Ponencia

Práticas de gestão de corpos marcados por gênero, raça e trajetória de rua: reflexões de campo a partir da história de Yara

Parte del Simposio:

SP.27: Procesos de producción y gestión de las infancias, las adolescencias y sus familias: acciones estatales, dispositivos jurídico-burocráticos y experiencias socio-comunitarias en Latinoamérica y el Caribe

Ponentes

Caroline Silveira Sarmento

Universidade Federal do Rio Grande do Sul

O objetivo deste texto é adensar a reflexão em torno da interdição da maternidade de mulheres com trajetória de rua. Na pesquisa de mestrado me debrucei sobre o tema da retirada de filhos de mulheres com trajetória de rua, essa como uma prática recorrente nas mais diversas cidades brasileiras e de outros países latinoamericanos.

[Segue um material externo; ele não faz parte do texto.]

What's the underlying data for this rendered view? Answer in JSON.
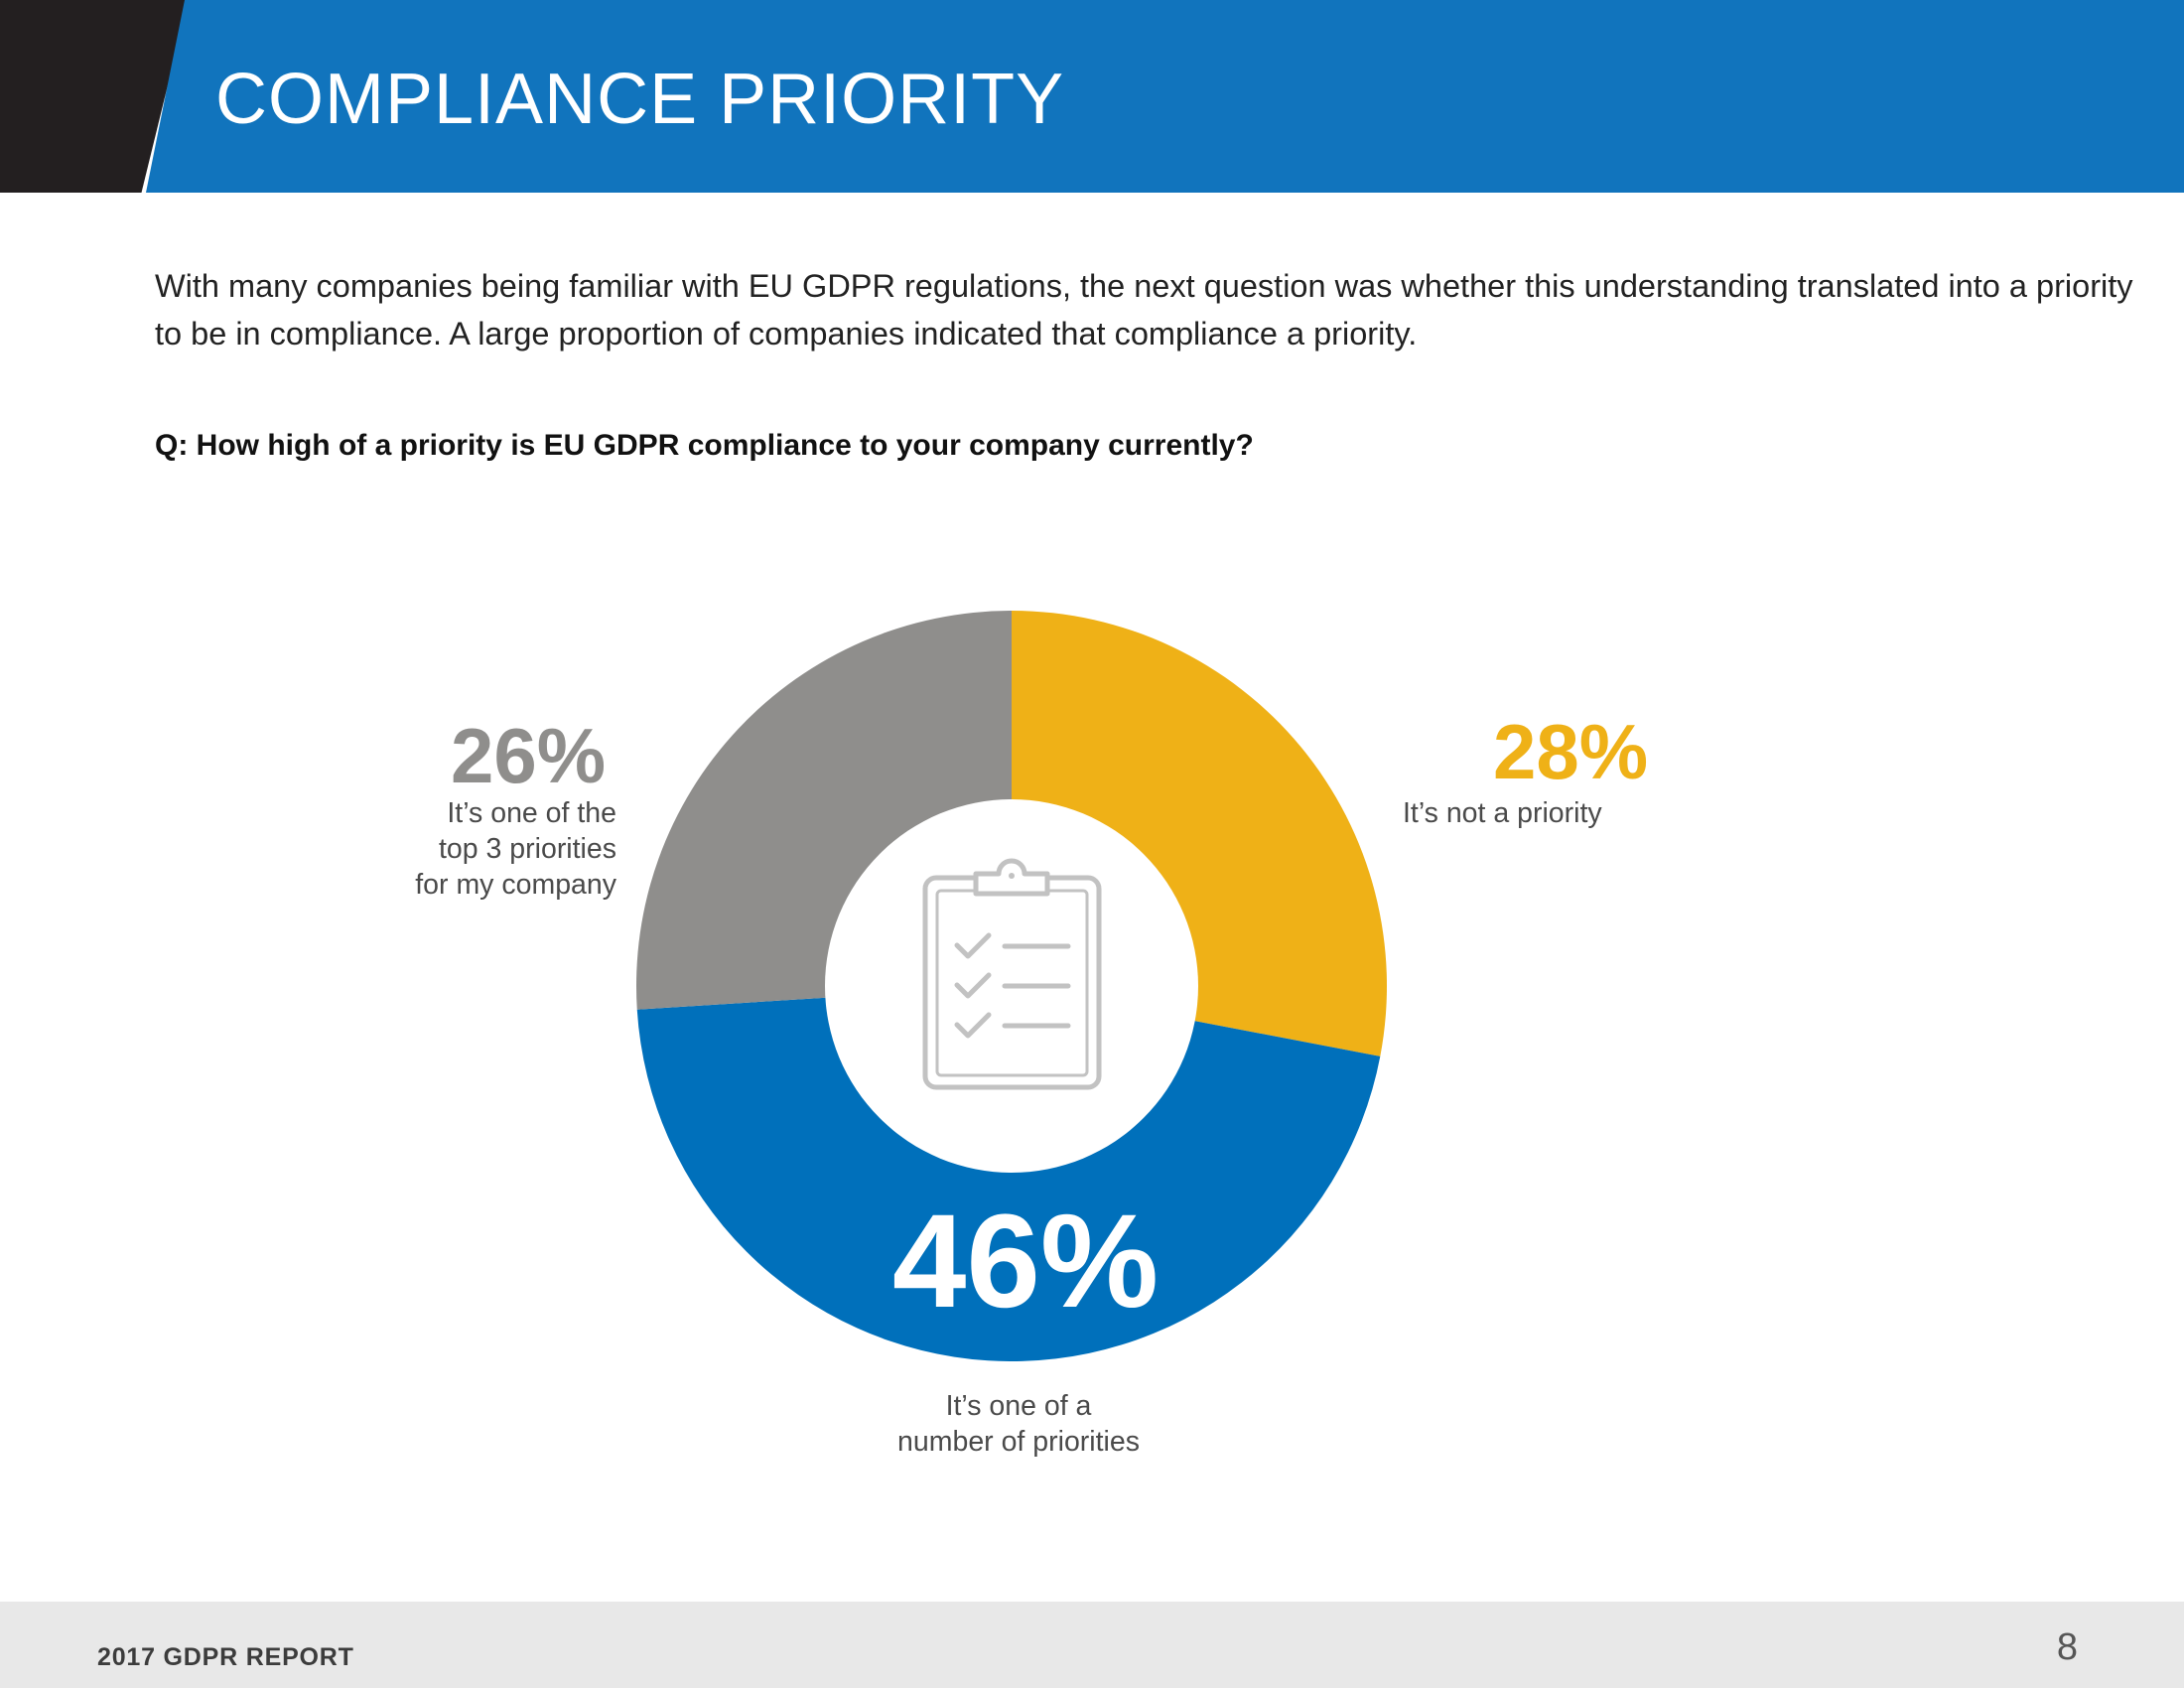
{
  "header": {
    "title": "COMPLIANCE PRIORITY"
  },
  "intro": "With many companies being familiar with EU GDPR regulations, the next question was whether this understanding translated into a priority to be in compliance. A large proportion of companies indicated that compliance a priority.",
  "question": "Q: How high of a priority is EU GDPR compliance to your company currently?",
  "chart_data": {
    "type": "pie",
    "title": "",
    "center_icon": "clipboard-checklist-icon",
    "slices": [
      {
        "label": "It’s not a priority",
        "value": 28,
        "display": "28%",
        "color": "#efb117"
      },
      {
        "label": "It’s one of a\nnumber of priorities",
        "value": 46,
        "display": "46%",
        "color": "#0070bb"
      },
      {
        "label": "It’s one of the\ntop 3 priorities\nfor my company",
        "value": 26,
        "display": "26%",
        "color": "#8f8e8c"
      }
    ]
  },
  "footer": {
    "label": "2017 GDPR REPORT",
    "page_number": "8"
  }
}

Por meio da etnografia desenvolvida desde 2015 com a população em situação de rua na cidade de Porto Alegre, Rio Grande do Sul, Brasil, na atual pesquisa de doutorado – sobre a qual reflito nesta comunicação a partir de dados do campo empírico – procuro compreender o que o Jornal Boca de Rua (publicação trimestral criada no ano de 2000, elaborada e comercializada por pessoas em situação ou com trajetória de rua) chamou de “círculo vicioso”: as mulheres têm suas filhas retiradas, enviadas para equipamentos de abrigagem, onde passam a fazer uso de métodos contraceptivos muitas das vezes de forma coercitiva e ao completarem a maioridade têm como destino a rua. Um exemplo disso e que busco aprofundar neste texto e na tese é o caso de Yara, que no começo do ano de 2023 completou 18 anos e está em situação de rua, após ter vivido 16 anos em abrigos por ter sido retirada de sua mãe aos 2 anos de idade. Se quando menor de idade, ela fora cuidada e protegida, ao completar a maioridade, precisa ser autônoma e “se virar”. Yara carrega consigo um diagnóstico de saúde mental, que lhe impõe tratamento medicamentoso, e faz uso desde a puberdade de injeções contraceptivas. Afora o sofrimento narrado por sua mãe, Amanda, que vive em situação de rua, pelo fato de a filha já ter 18 anos e ela “ainda” não ter tido condições de cuidá-la. Atento para o fato de que Yara pertence à terceira geração de mulheres com trajetória de rua, todas negras. Intento refletir sobre as moralidades e noções implicadas nos processos de gestão de mulheres, maternidades, famílias, crianças, adolescentes e jovens a partir da história de Yara. Desse modo, busco concentrar a reflexão nas práticas de governo, controle estatal, controle reprodutivo e controle de quem não pode/deve ser mãe; além do abandono de jovens devido à insuficiência de políticas para a etapa pós-institucionalização de crianças e adolescentes no Brasil.